学生のツボがわからない。
大学で教えるようになって6年目が過ぎようとしている。10〜30人程度の少人数で行う授業ばかり担当していることもあり、なるべく一人一人と向き合うように心掛けている。自分の学生時代(遠い昔のことだが)と比べ、世間で言われているような学生像を重ねながら、目の前にいる彼らの実像に迫り、そして距離感をつかもうとしてきた。
そして探す。どこを押せば響くのか、なにを示せば目を見張るのか、どうやれば自ら動こうとするのか。
大学教育で、教員が学生におもねる必要はないのだが、昨今の社会経済状況と現代の大学生の特性を踏まえ、少し学生側に寄 った授業を行いたいと考えている。それが、サラリーマン経験を経て教壇に立つようになった私の役割であり、また、観光やまちづくり分野での教育効果を高めるに当たって、最も手っ取り早いと考えるからだ。
そうしてきてこの6年間でわかったことは、学生のツボはまるでわからないということだ。塊で見ても一人一人を見ても、わからないと感じることのほうが遥かに多い。 これは飛びつくだろうと いうネタ(専門的知見や解決手法、事例や例え話、アルバイトやボランティア、冗談等)には見向きもせず、逆にそんな期待もせず話したことに食いつきがよかったりする。

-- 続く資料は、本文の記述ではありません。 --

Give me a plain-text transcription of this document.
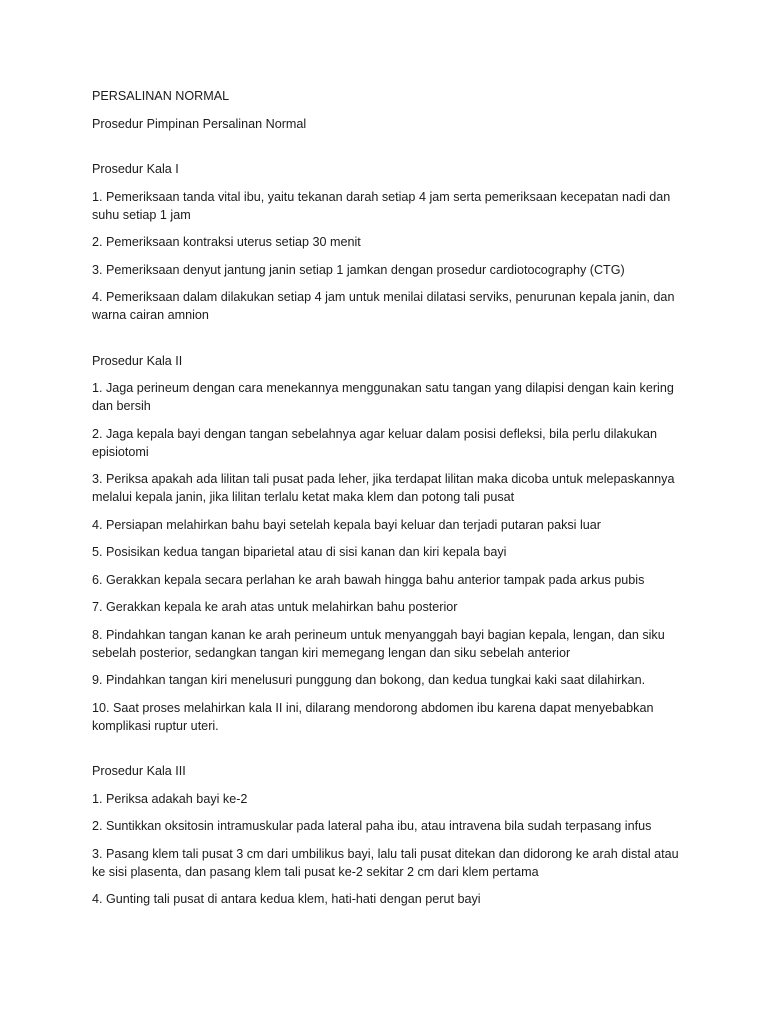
PERSALINAN NORMAL

Prosedur Pimpinan Persalinan Normal

Prosedur Kala I

1. Pemeriksaan tanda vital ibu, yaitu tekanan darah setiap 4 jam serta pemeriksaan kecepatan nadi dan suhu setiap 1 jam

2. Pemeriksaan kontraksi uterus setiap 30 menit

3. Pemeriksaan denyut jantung janin setiap 1 jamkan dengan prosedur cardiotocography (CTG)

4. Pemeriksaan dalam dilakukan setiap 4 jam untuk menilai dilatasi serviks, penurunan kepala janin, dan warna cairan amnion

Prosedur Kala II

1. Jaga perineum dengan cara menekannya menggunakan satu tangan yang dilapisi dengan kain kering dan bersih

2. Jaga kepala bayi dengan tangan sebelahnya agar keluar dalam posisi defleksi, bila perlu dilakukan episiotomi

3. Periksa apakah ada lilitan tali pusat pada leher, jika terdapat lilitan maka dicoba untuk melepaskannya melalui kepala janin, jika lilitan terlalu ketat maka klem dan potong tali pusat

4. Persiapan melahirkan bahu bayi setelah kepala bayi keluar dan terjadi putaran paksi luar

5. Posisikan kedua tangan biparietal atau di sisi kanan dan kiri kepala bayi

6. Gerakkan kepala secara perlahan ke arah bawah hingga bahu anterior tampak pada arkus pubis

7. Gerakkan kepala ke arah atas untuk melahirkan bahu posterior

8. Pindahkan tangan kanan ke arah perineum untuk menyanggah bayi bagian kepala, lengan, dan siku sebelah posterior, sedangkan tangan kiri memegang lengan dan siku sebelah anterior

9. Pindahkan tangan kiri menelusuri punggung dan bokong, dan kedua tungkai kaki saat dilahirkan.

10. Saat proses melahirkan kala II ini, dilarang mendorong abdomen ibu karena dapat menyebabkan komplikasi ruptur uteri.

Prosedur Kala III

1. Periksa adakah bayi ke-2

2. Suntikkan oksitosin intramuskular pada lateral paha ibu, atau intravena bila sudah terpasang infus

3. Pasang klem tali pusat 3 cm dari umbilikus bayi, lalu tali pusat ditekan dan didorong ke arah distal atau ke sisi plasenta, dan pasang klem tali pusat ke-2 sekitar 2 cm dari klem pertama

4. Gunting tali pusat di antara kedua klem, hati-hati dengan perut bayi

これは私と学生との意識のギャップと、私自身の若者像と実際の若者像のギャップが理由と思われる。前者は年齢差が拡大するとともに私の頭が硬直化していくなか、埋めることは至難の技であろう。後者については今後徐々に近づけていきたいが、まだしばらくは乖離を受け入れるしかない。
そういう訳で今のところ、授業等では大枠を示してあとは好きなようにやらせることを基本 にしている。一方的な思い込みは捨て、授業目的に合った様々な 材料を示し反応をうかがう。縮こまっていると見れば、自信をつけさせて思い切ってはみ出させる。散り散りになりそうな時は、中心となる思いを聞き出しメリハリを意識させる。うまくいかないことも多いが。
試行錯誤が続く授業等は、私にとって刺激的かつクリエイティブな時間だと感じている。同じ枠を示しても、去年と今年の学生では、本当に効き目のあるツボは少し違っている。今年の学生のなかでも一人一人異なっている。答えがいろいろあることも学んでほしいとよく言っているが、そういう私もまた、多くの答えをこの歳にして学んでいる。